# New Call of Duty Devs



## Ares (Nov 23, 2009)

*New Call of Duty Devs Aim to “Broaden the Audience”*
04/19/2010 Written by Zak Islam










When a new Call of Duty was announced to be hitting later this year, it was certainly a surprise as to who would be developing it. So far during this generation of consoles, the Call of Duty series has had annual releases, alternating between developers Treyarch (COD3, COD: World at War) and Infinity Ward (COD4: Modern Warfare and MW2), however, Sledgehammer Games will take the reigns of the next installment in the COD series. Despite having some massive shoes to fill, Sledgehammer seeks to take the franchise to new heights even claiming the title “will broaden the audience”.
Activision COO Thomas Tippi spoke to LA Times, where he revealed that the company will bring a new take into the Call of Duty series.Today, we have three studios working on Call of Duty. We have Infinity Ward, which made Call of Duty 2, Call of Duty 4: Modern Warfare and Call of Duty: Modern Warfare 2. Then we have Treyarch, which will be releasing a Call of Duty game in the fall of 2010. Treyarch also developed Call of Duty: World at War and Call of Duty 3.
And, most recently, we’ve added Sledgehammer in the Bay Area. We haven’t yet announced the content of their game, but it’s going to be an innovative take that will further broaden the audience for Call of Duty.​Tippi explains the current position about the West and Zampella saga:We treat our developers extremely well.
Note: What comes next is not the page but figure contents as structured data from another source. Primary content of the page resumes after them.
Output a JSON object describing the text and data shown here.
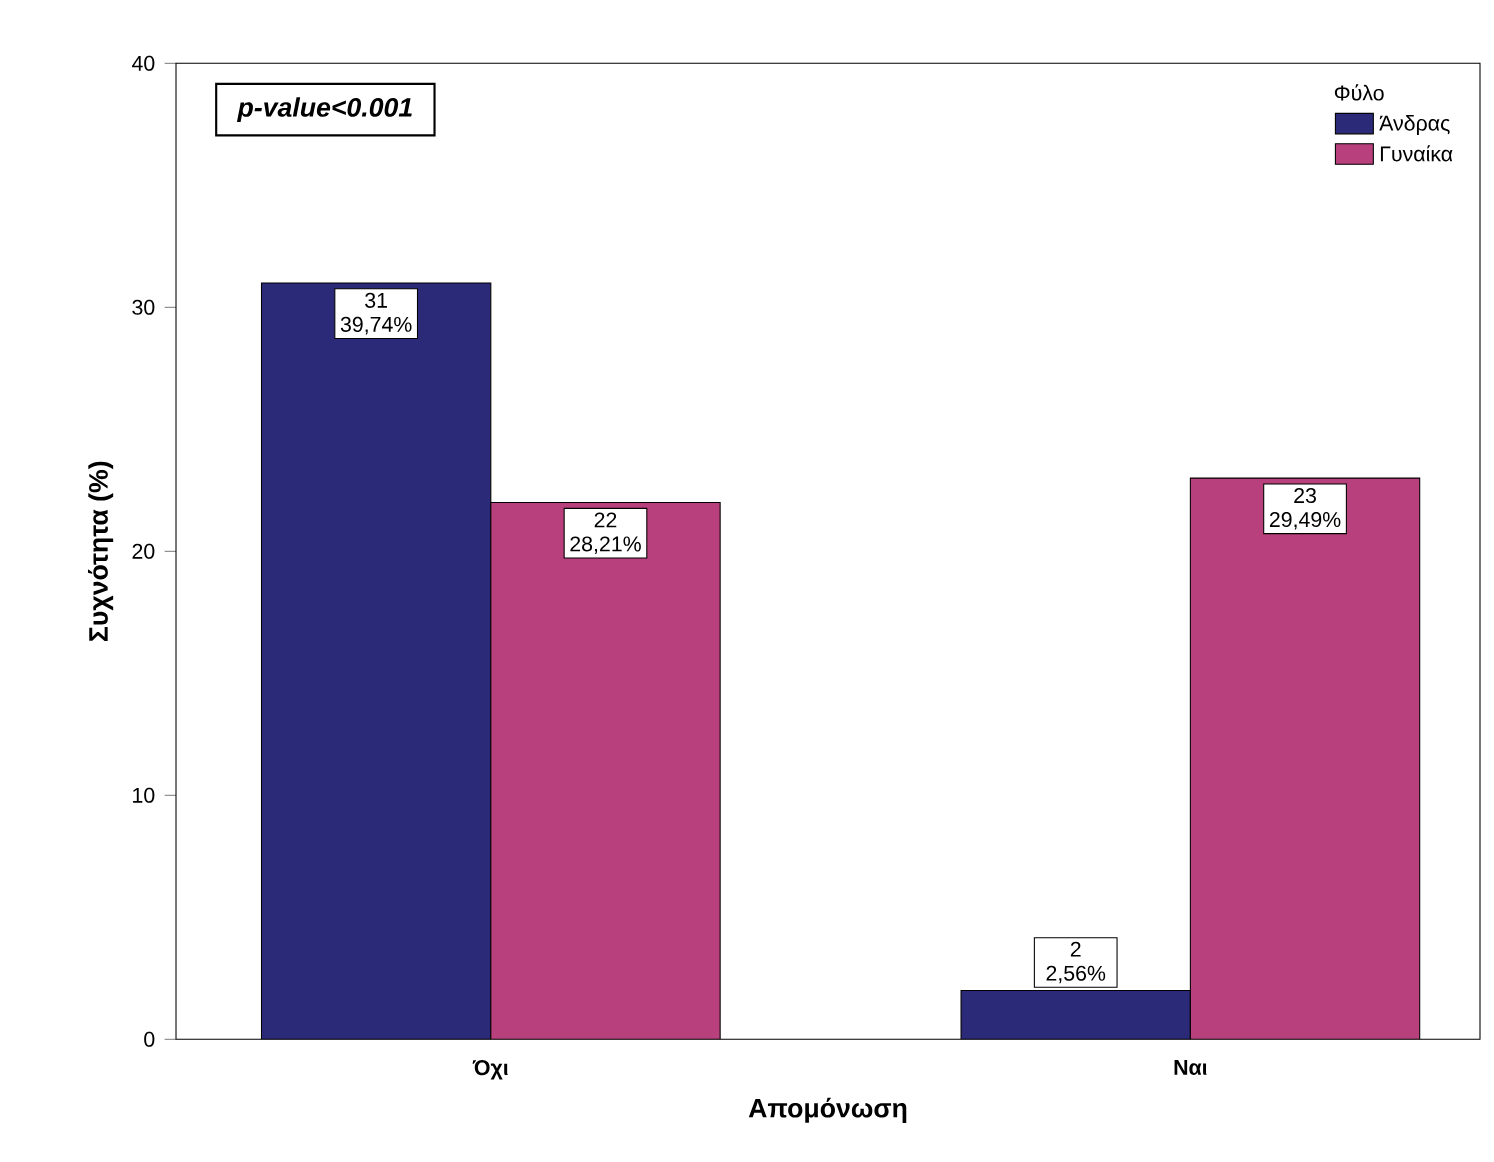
{
  "chart_data": {
    "type": "bar",
    "xlabel": "Απομόνωση",
    "ylabel": "Συχνότητα (%)",
    "legend_title": "Φύλο",
    "categories": [
      "Όχι",
      "Ναι"
    ],
    "series": [
      {
        "name": "Άνδρας",
        "color": "#2b2a78",
        "values": [
          31,
          2
        ],
        "value_labels": [
          "31 39,74%",
          "2 2,56%"
        ]
      },
      {
        "name": "Γυναίκα",
        "color": "#b8407c",
        "values": [
          22,
          23
        ],
        "value_labels": [
          "22 28,21%",
          "23 29,49%"
        ]
      }
    ],
    "ylim": [
      0,
      40
    ],
    "yticks": [
      0,
      10,
      20,
      30,
      40
    ],
    "grid": false,
    "legend": "top right",
    "annotations": [
      "p-value<0.001"
    ]
  }
}
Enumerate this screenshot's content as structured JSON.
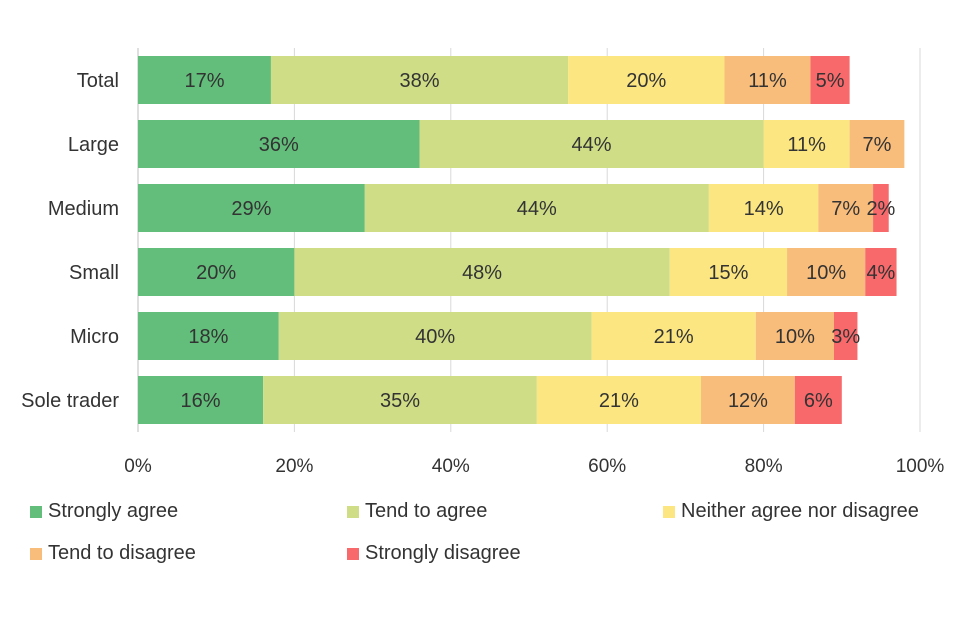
{
  "chart_data": {
    "type": "bar",
    "orientation": "horizontal",
    "stacked": true,
    "title": "",
    "xlabel": "",
    "ylabel": "",
    "xlim": [
      0,
      100
    ],
    "x_ticks": [
      "0%",
      "20%",
      "40%",
      "60%",
      "80%",
      "100%"
    ],
    "grid": true,
    "legend_position": "bottom",
    "categories": [
      "Total",
      "Large",
      "Medium",
      "Small",
      "Micro",
      "Sole trader"
    ],
    "series": [
      {
        "name": "Strongly agree",
        "color": "#63be7b",
        "values": [
          17,
          36,
          29,
          20,
          18,
          16
        ]
      },
      {
        "name": "Tend to agree",
        "color": "#cfdd87",
        "values": [
          38,
          44,
          44,
          48,
          40,
          35
        ]
      },
      {
        "name": "Neither agree nor disagree",
        "color": "#fbe682",
        "values": [
          20,
          11,
          14,
          15,
          21,
          21
        ]
      },
      {
        "name": "Tend to disagree",
        "color": "#f8bc7b",
        "values": [
          11,
          7,
          7,
          10,
          10,
          12
        ]
      },
      {
        "name": "Strongly disagree",
        "color": "#f8696b",
        "values": [
          5,
          0,
          2,
          4,
          3,
          6
        ]
      }
    ],
    "data_labels": [
      [
        "17%",
        "38%",
        "20%",
        "11%",
        "5%"
      ],
      [
        "36%",
        "44%",
        "11%",
        "7%",
        ""
      ],
      [
        "29%",
        "44%",
        "14%",
        "7%",
        "2%"
      ],
      [
        "20%",
        "48%",
        "15%",
        "10%",
        "4%"
      ],
      [
        "18%",
        "40%",
        "21%",
        "10%",
        "3%"
      ],
      [
        "16%",
        "35%",
        "21%",
        "12%",
        "6%"
      ]
    ]
  }
}
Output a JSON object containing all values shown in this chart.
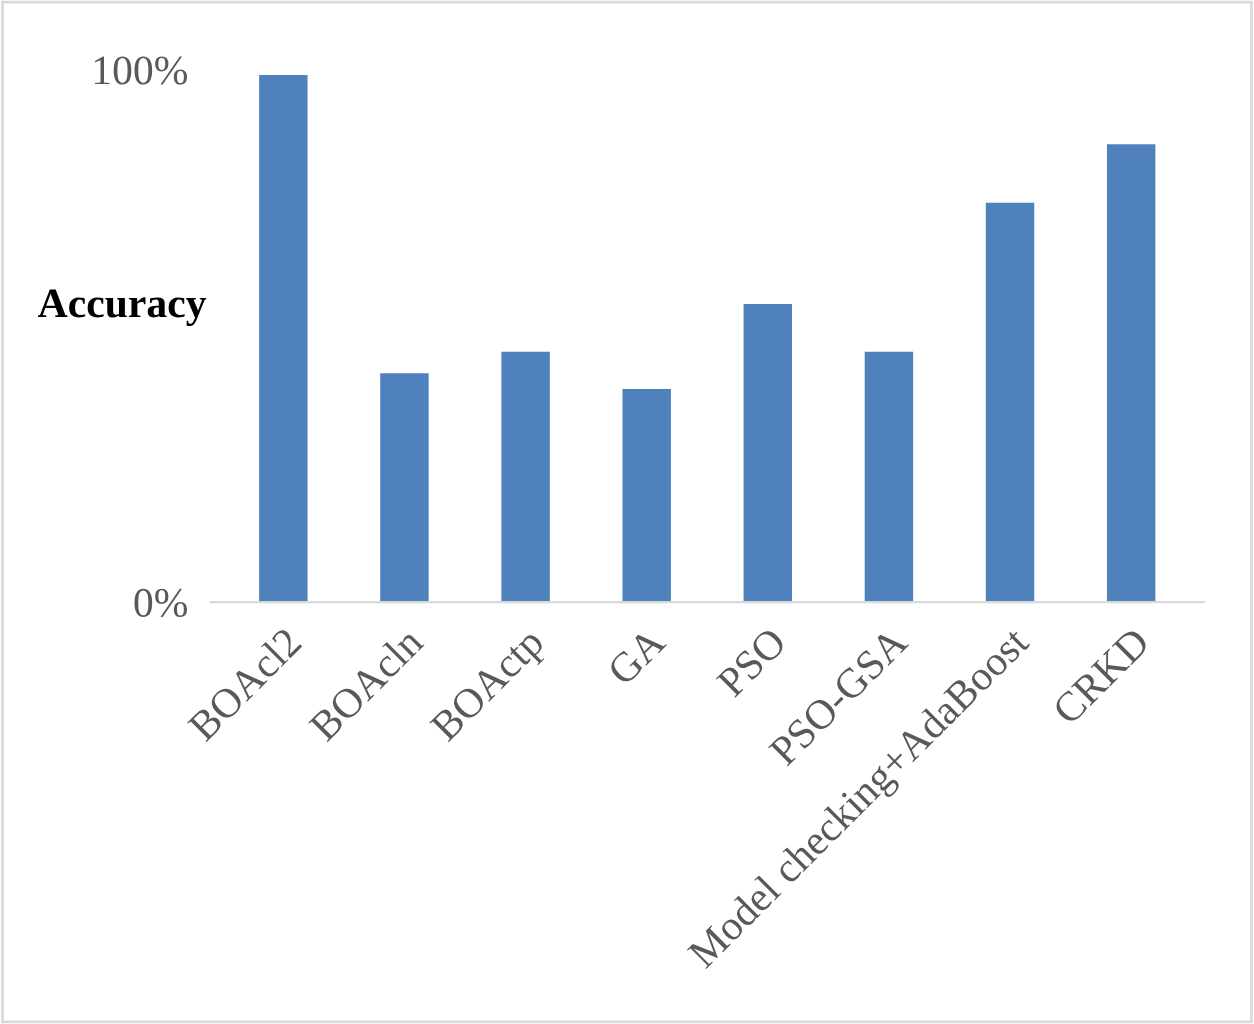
{
  "chart_data": {
    "type": "bar",
    "ylabel": "Accuracy",
    "categories": [
      "BOAcl2",
      "BOAcln",
      "BOActp",
      "GA",
      "PSO",
      "PSO-GSA",
      "Model checking+AdaBoost",
      "CRKD"
    ],
    "values": [
      99,
      43,
      47,
      40,
      56,
      47,
      75,
      86
    ],
    "color": "#4f81bd",
    "ylim": [
      0,
      100
    ],
    "yticks": [
      {
        "value": 0,
        "label": "0%"
      },
      {
        "value": 100,
        "label": "100%"
      }
    ],
    "grid": false,
    "legend": false
  }
}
We have an independent studio model that provides them a lot of creative freedom while we take care of the back office stuff so they can focus on making games. If their games are successful, they are compensated better here than anywhere else. We’ve been paying our talent millions of dollars for their work. Our setup provides a win-win opportunity. We ensure your work will reach a wide audience. Therefore, we have attracted, and we will continue to attract, the top talent in this industry.​Sledgehammer Games Call of Duty is categorized under the action-adventure genre, rather than the FPS genre. 



Source: PlayStation LifeStyle


----------



## celica_pete21 (Aug 27, 2009)

Action Adventure?!! I think I might stay away from that one. I think they will not at all "broaden the fan base." If MW2 broke records, would it not make since to expand from that, instead of changing the whole gameplay around?

And why are they bringing a new COD this fall? A little soon, maybe? I've read rumors of going to Vietnam. Did they not learn that World at War was incredibly dull? I understand it was a filler game, but the only thing fun about it was Zombies. lol

I think they should expand on MW2 and bring even more maps and game styles to the table. I have my doubts that these two new games discussed won't be near as good as MW2. Just my .02


----------